Otwieranie kontenera było, więc jak odpakowywanie prezentu urodzinowego. Matsuda wpisał kod, a Baxter odsunął metalowe skoble. Po otwarciu włazu kontenera ich oczom ukazał się najnowszy model Humvee.

Jason Crook, Mordecai Eagels
Niby stanowili bojową drużynę, a już przy pierwszej trudności wyszło, jak bardzo są niezgrani.
Gdy Mordecai strzelał do robota, jego towarzysz broni pchał się wręcz na linię strzału. Nie było czasu, aby krzyczeć i upominać się o choć trochę racjonalności i rozumu w działaniach. Na szczęście dwa szybkie strzały, okazały się bardzo celne i cybernetyczny robal opadł na kontener. Dokładnie w tym momencie do akcji wkroczył Crook, który jakby w amoku chwycił robota i trzymając dwa micro działka dosłownie zrzucił go na ziemię. Nie wiadomo, co by się stało, gdyby robota był nadal sprawny i czy brawurowa akcja skończyłaby się równie pomyślnie, jak teraz. Na szczęście udało im się pozbyć pierwszego przeciwnika i mogli spokojnie
Teraz obaj solosi mogli się zająć otwarcie skrzyni o którą tak zaciekle walczył Crook.
Szybko wpisali kod dostępu i odsunęli zasuwy. Wewnątrz kontenera znajdował się ich cały ciężki sprzęt. Karabiny, granaty i cała reszta niezbędnego osprzętu. Wszystko byłoby pięknie, gdyby nie fakt, że nie we dwóch nie będą w stanie zabrać ze sobą całego tego żelastwa. A nie wiedzieli, ani gdzie są, ani co się stało z resztą.
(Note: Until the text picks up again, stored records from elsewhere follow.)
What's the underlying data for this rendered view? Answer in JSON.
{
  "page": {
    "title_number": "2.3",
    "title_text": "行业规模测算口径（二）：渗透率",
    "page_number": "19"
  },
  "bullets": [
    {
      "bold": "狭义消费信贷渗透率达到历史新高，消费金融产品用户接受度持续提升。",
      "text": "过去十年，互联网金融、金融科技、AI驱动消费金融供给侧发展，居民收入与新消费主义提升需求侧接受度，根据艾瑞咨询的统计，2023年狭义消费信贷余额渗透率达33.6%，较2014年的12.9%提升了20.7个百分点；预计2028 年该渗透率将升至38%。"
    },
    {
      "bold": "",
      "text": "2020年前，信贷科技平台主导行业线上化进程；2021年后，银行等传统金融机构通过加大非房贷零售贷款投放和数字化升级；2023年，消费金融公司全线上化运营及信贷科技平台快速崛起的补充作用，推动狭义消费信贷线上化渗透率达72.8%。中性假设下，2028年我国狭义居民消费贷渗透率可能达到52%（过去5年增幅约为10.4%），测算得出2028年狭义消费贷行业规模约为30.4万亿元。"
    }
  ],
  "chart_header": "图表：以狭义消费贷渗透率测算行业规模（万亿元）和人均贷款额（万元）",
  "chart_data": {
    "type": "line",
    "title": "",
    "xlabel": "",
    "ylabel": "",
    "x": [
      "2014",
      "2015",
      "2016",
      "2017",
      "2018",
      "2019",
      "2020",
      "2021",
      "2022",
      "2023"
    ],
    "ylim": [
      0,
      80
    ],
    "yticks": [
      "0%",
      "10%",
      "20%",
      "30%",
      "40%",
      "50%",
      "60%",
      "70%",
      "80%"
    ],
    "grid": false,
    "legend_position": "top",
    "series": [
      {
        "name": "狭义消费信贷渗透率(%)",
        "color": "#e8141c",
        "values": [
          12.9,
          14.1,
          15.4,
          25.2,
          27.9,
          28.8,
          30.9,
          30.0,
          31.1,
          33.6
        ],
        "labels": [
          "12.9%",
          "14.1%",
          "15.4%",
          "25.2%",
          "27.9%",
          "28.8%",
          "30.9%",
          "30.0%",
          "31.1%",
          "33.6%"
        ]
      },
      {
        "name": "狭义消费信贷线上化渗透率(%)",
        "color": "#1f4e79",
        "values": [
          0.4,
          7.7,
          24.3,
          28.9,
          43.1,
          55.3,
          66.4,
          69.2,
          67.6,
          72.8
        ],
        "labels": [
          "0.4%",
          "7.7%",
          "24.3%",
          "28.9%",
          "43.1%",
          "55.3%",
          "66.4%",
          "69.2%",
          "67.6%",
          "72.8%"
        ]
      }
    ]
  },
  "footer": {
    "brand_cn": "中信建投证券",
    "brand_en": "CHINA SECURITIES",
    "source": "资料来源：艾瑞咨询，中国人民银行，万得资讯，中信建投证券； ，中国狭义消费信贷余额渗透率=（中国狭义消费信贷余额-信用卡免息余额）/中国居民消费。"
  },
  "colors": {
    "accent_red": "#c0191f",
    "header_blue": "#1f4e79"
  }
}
Kayla Simonds, Samuel Beckett
Beckett ostrzegł dziewczynę i posłał trzy pociski w stronę będącego najbliżej pajęczaka. Precyzyjne strzały rozbiły korpus robota i mechaniczne części rozsypały się wokół. Pajęczak upadł niczym porzucona zabawka.
Beckett nie widział co się stało z pozostałymi, gdyż Kayla biegnąć w jego stronę zasłoniła mu widok. Gdy ponownie miał przed sobą linię krzaków, po obu robotach nie było śladu.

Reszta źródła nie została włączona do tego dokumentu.